なお、公式ドキュメントでは内部のEFSを「高性能ストレージ(high-performance storage)」と表記していますが、本記事では「ファイルシステム」に統一します。
ファイルシステム内に保持されるアクティブデータサイズの閾値をsizeLessThanとして設定可能(デフォルト128kB)であり、この設定値を本記事では、「キャッシュオブジェクトサイズ」と統一しています。
同期の仕組み
S3 FilesはファイルシステムとS3バケット間で書き込み方向と読み込み方向で非対称な同期を行っています。
書き込み方向(ファイルシステム → S3)
同期タイミングについて
コンピューティングリソースからS3 Filesへの書き込みについて「約60秒」のバッファを設けてS3バケットへバックグラウンドで同期が実行されます。S3 FilesからS3バケットへの同期は変更後「約1分」で実行されます。
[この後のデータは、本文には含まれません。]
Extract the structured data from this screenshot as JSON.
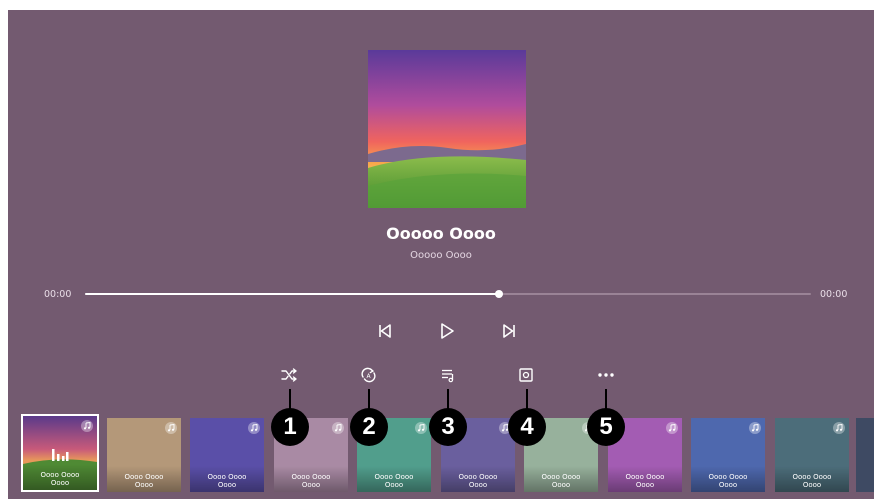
{
  "player": {
    "title": "Ooooo Oooo",
    "artist": "Ooooo Oooo",
    "time_elapsed": "00:00",
    "time_total": "00:00",
    "progress_fraction": 0.57
  },
  "transport": {
    "icons": [
      "skip-previous-icon",
      "play-icon",
      "skip-next-icon"
    ]
  },
  "options": {
    "icons": [
      "shuffle-icon",
      "repeat-icon",
      "playlist-icon",
      "screen-off-icon",
      "more-icon"
    ]
  },
  "callouts": [
    "1",
    "2",
    "3",
    "4",
    "5"
  ],
  "playlist": [
    {
      "label": "Oooo Oooo Oooo",
      "color": "#5a7a55",
      "playing": true
    },
    {
      "label": "Oooo Oooo Oooo",
      "color": "#b49879"
    },
    {
      "label": "Oooo Oooo Oooo",
      "color": "#5a4fa8"
    },
    {
      "label": "Oooo Oooo Oooo",
      "color": "#a98aa4"
    },
    {
      "label": "Oooo Oooo Oooo",
      "color": "#519e8c"
    },
    {
      "label": "Oooo Oooo Oooo",
      "color": "#6a5f9e"
    },
    {
      "label": "Oooo Oooo Oooo",
      "color": "#97b19c"
    },
    {
      "label": "Oooo Oooo Oooo",
      "color": "#a35cb3"
    },
    {
      "label": "Oooo Oooo Oooo",
      "color": "#4e68ae"
    },
    {
      "label": "Oooo Oooo Oooo",
      "color": "#4c6d7a"
    }
  ],
  "colors": {
    "background": "#735a70",
    "progress": "#ffffff",
    "callout": "#000000"
  }
}
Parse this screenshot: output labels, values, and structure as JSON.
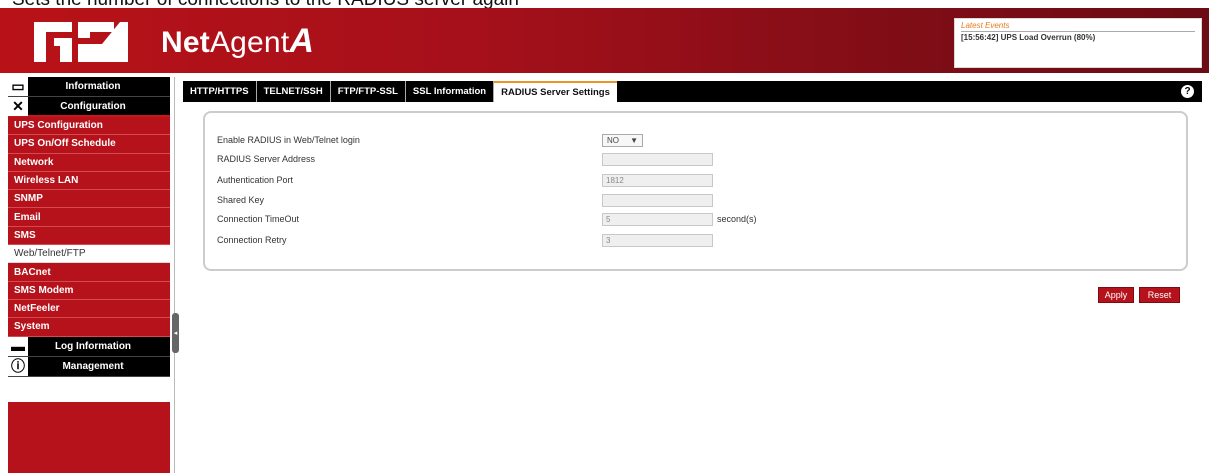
{
  "caption": "Sets the number of connections to the RADIUS server again",
  "header": {
    "brand_prefix": "Net",
    "brand_middle": "Agent",
    "brand_suffix": "A",
    "events_title": "Latest Events",
    "events_line": "[15:56:42] UPS Load Overrun (80%)"
  },
  "sidebar": {
    "information": "Information",
    "configuration": "Configuration",
    "items": [
      "UPS Configuration",
      "UPS On/Off Schedule",
      "Network",
      "Wireless LAN",
      "SNMP",
      "Email",
      "SMS",
      "Web/Telnet/FTP",
      "BACnet",
      "SMS Modem",
      "NetFeeler",
      "System"
    ],
    "active_item": "Web/Telnet/FTP",
    "log_information": "Log Information",
    "management": "Management"
  },
  "tabs": [
    "HTTP/HTTPS",
    "TELNET/SSH",
    "FTP/FTP-SSL",
    "SSL Information",
    "RADIUS Server Settings"
  ],
  "active_tab": "RADIUS Server Settings",
  "form": {
    "enable_label": "Enable RADIUS in Web/Telnet login",
    "enable_value": "NO",
    "address_label": "RADIUS Server Address",
    "address_value": "",
    "auth_port_label": "Authentication Port",
    "auth_port_value": "1812",
    "shared_key_label": "Shared Key",
    "shared_key_value": "",
    "timeout_label": "Connection TimeOut",
    "timeout_value": "5",
    "timeout_unit": "second(s)",
    "retry_label": "Connection Retry",
    "retry_value": "3"
  },
  "buttons": {
    "apply": "Apply",
    "reset": "Reset"
  },
  "colors": {
    "brand_red": "#b5121b",
    "accent_orange": "#e89428"
  }
}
また、S3 Filesは同期される60秒間の間の複数の変更をまとめて単一のS3PUTオペレーションとして書き込みます。60秒以内に同一ファイルに対して複数回書き込みが行われた場合、S3バケットに反映されるのは最後の内容のみであり、S3バージョニングを有効にしていても、変更回数毎の複数バージョンを作成しないのでコスト効率化が可能です。
ファイルシステムとS3バケットの変更競合について
ファイルシステムへの書き込みとS3バケットへの直接アップロードが競合した場合、S3バケット側の内容が正として適用されます。ファイルシステム側の競合バージョンはファイルシステムルートの lost+found ディレクトリに自動的に退避され、競合が発生するとCloudWatch の LostAndFoundFiles メトリクス(名前空間: AWS/S3Files)で確認できます。
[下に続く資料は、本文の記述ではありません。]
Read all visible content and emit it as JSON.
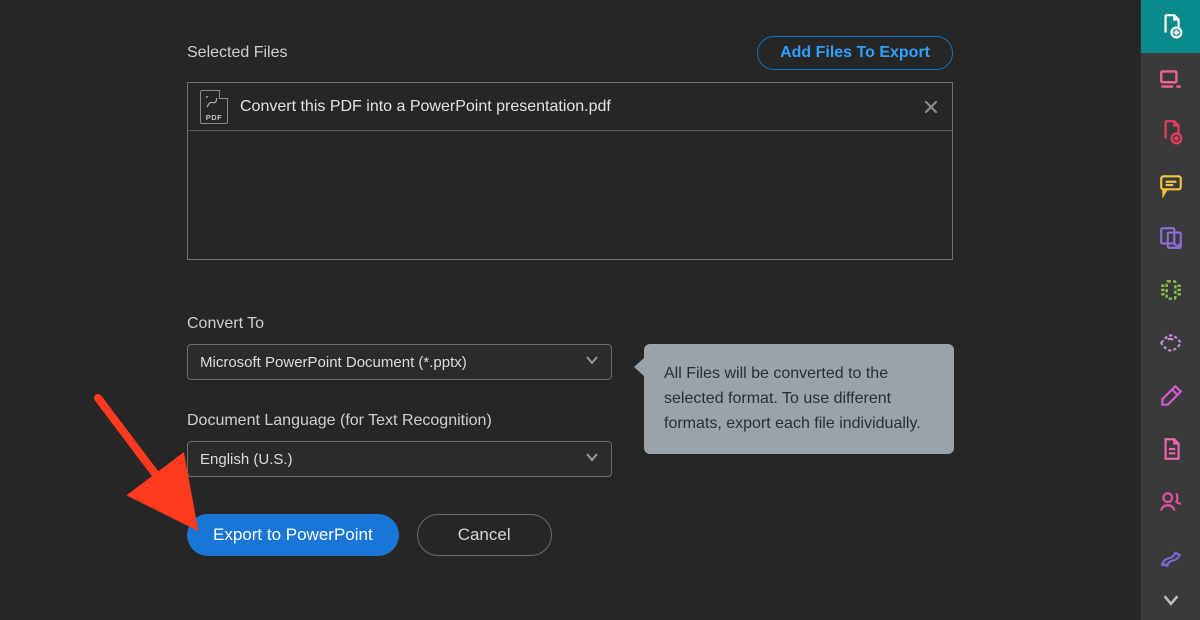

たとえば、ファイルシステム経由で /mnt/s3files/report.csv を編集したとします。S3 Files が変更内容を S3 バケットに同期する前に、別のアプリケーションが report.csv の新しいバージョンを S3 バケットに直接アップロードしました。S3 Files がこの競合を検出すると、ユーザーが編集した report.csv を「lost and found」ディレクトリに移動し、S3 バケットにあるバージョンと置き換えます。
読み込み方向(S3 → ファイルシステム)
S3バケットに対する直接変更は「S3イベント通知」で監視されており、既にファイルシステムにあるファイルへの変更は自動的に反映される一方、期限切れになったファイルや新規オブジェクトに関してはファイルシステム内にその都度同期されず、次回アクセスするタイミングでS3バケットから最新バージョンが取得されファイルシステムに同期されます。
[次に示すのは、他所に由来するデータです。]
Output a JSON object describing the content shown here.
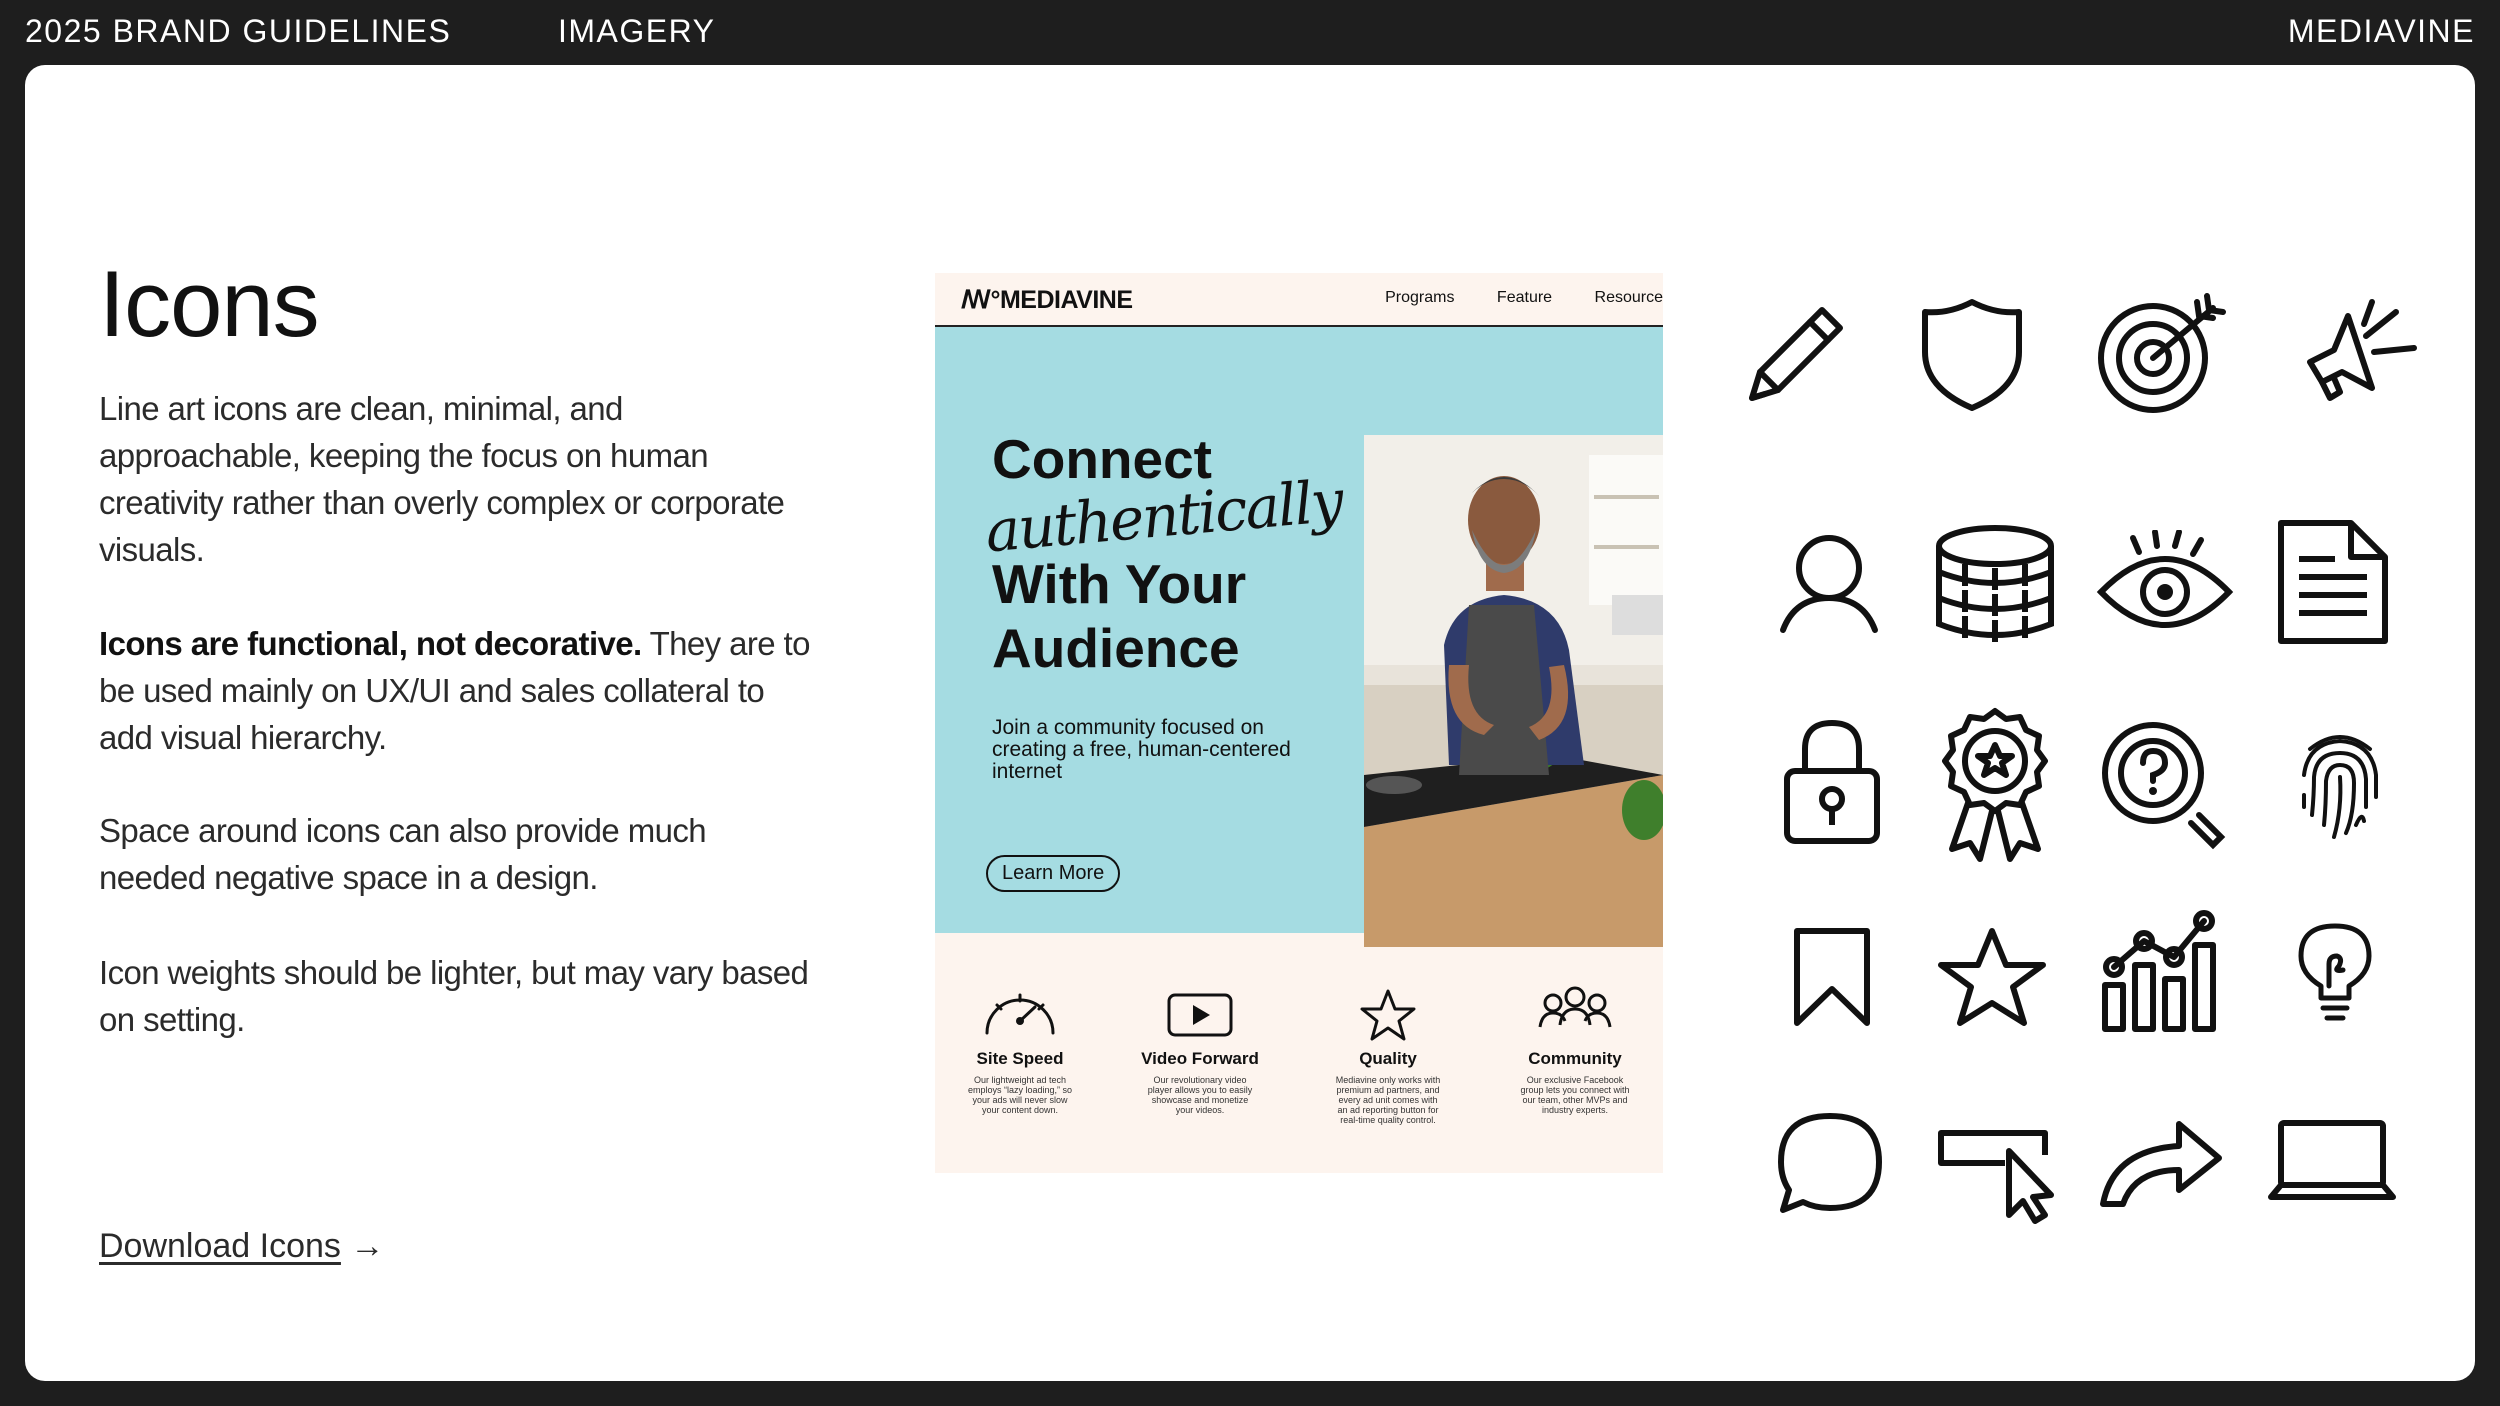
{
  "topbar": {
    "doc_title": "2025 BRAND GUIDELINES",
    "section": "IMAGERY",
    "brand": "MEDIAVINE"
  },
  "page": {
    "title": "Icons",
    "p1": "Line art icons are clean, minimal, and approachable, keeping the focus on human creativity rather than overly complex or corporate visuals.",
    "p2_bold": "Icons are functional, not decorative.",
    "p2_rest": " They are to be used mainly on UX/UI and sales collateral to add visual hierarchy.",
    "p3": "Space around icons can also provide much needed negative space in a design.",
    "p4": "Icon weights should be lighter, but may vary based on setting.",
    "download_label": "Download Icons",
    "download_arrow": "→"
  },
  "mockup": {
    "logo": "MEDIAVINE",
    "logo_mark": "ꟿ°",
    "nav": [
      "Programs",
      "Feature",
      "Resource"
    ],
    "hero": {
      "line1": "Connect",
      "script": "authentically",
      "line3": "With Your",
      "line4": "Audience",
      "sub": "Join a community focused on creating a free, human-centered internet",
      "button": "Learn More"
    },
    "features": [
      {
        "label": "Site Speed",
        "desc": "Our lightweight ad tech employs “lazy loading,” so your ads will never slow your content down.",
        "icon": "speedometer-icon"
      },
      {
        "label": "Video Forward",
        "desc": "Our revolutionary video player allows you to easily showcase and monetize your videos.",
        "icon": "play-icon"
      },
      {
        "label": "Quality",
        "desc": "Mediavine only works with premium ad partners, and every ad unit comes with an ad reporting button for real-time quality control.",
        "icon": "star-icon"
      },
      {
        "label": "Community",
        "desc": "Our exclusive Facebook group lets you connect with our team, other MVPs and industry experts.",
        "icon": "people-icon"
      }
    ]
  },
  "icons": [
    "pencil-icon",
    "shield-icon",
    "target-icon",
    "megaphone-icon",
    "user-icon",
    "coins-icon",
    "eye-icon",
    "document-icon",
    "lock-icon",
    "award-badge-icon",
    "search-question-icon",
    "fingerprint-icon",
    "bookmark-icon",
    "star-icon",
    "bar-chart-icon",
    "lightbulb-icon",
    "chat-bubble-icon",
    "click-button-icon",
    "share-arrow-icon",
    "laptop-icon"
  ]
}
S3 Files は、S3 イベント通知を使用して S3 バケットの変更を監視します。S3 API を使用する別のアプリケーションが S3 バケット内のオブジェクトを追加、変更、または削除すると、S3 Files は、現在ファイルシステムの高性能ストレージにデータが保存されているファイルについて、これらの変更をファイルシステムに自動的に反映します。ファイルシステムからデータが期限切れになったファイルは、次回アクセスするまで更新されません。次回アクセス時に、S3 Files は S3 バケットから最新バージョンを取得します。
インポートルールとキャッシュ期間について
S3バケットからファイルシステムへのデータインポートはインポートデータルールで制御できます。主な設定項目は以下の2つです。
| 設定項目 | デフォルト値 | 説明 |
|---|---|---|
| trigger | ON_DIRECTORY_FIRST_ACCESS | S3バケットからファイルシステムへのインポートタイミング。「ON_FILE_ACCESS」に変更するとインポート量を最小化できるが、初回読み取りレイテンシが上がる |
| sizeLessThan | 128KB | 自動インポートされるファイルサイズの上限。超えるファイルはS3から直接ストリーミング。0〜48TiBの範囲で変更可能 |
また、ファイルシステム内に保管されるデータには有効期限があり、デフォルトは「30日間」で「1日 ~ 365日」の設定が可能です。期限を超えると自動的にファイルシステムから削除され、次回アクセス時にS3バケットから再取得されます。なお、永続的にS3バケットに残るためデータロストは発生しません。
プロトコルと対応サービス
S3 FilesへのマウントはNFS「v4.2」および「v4.1」に対応しており、アクセス制御はPOSIXパーミッションとアクセスポイントの組み合わせで行います。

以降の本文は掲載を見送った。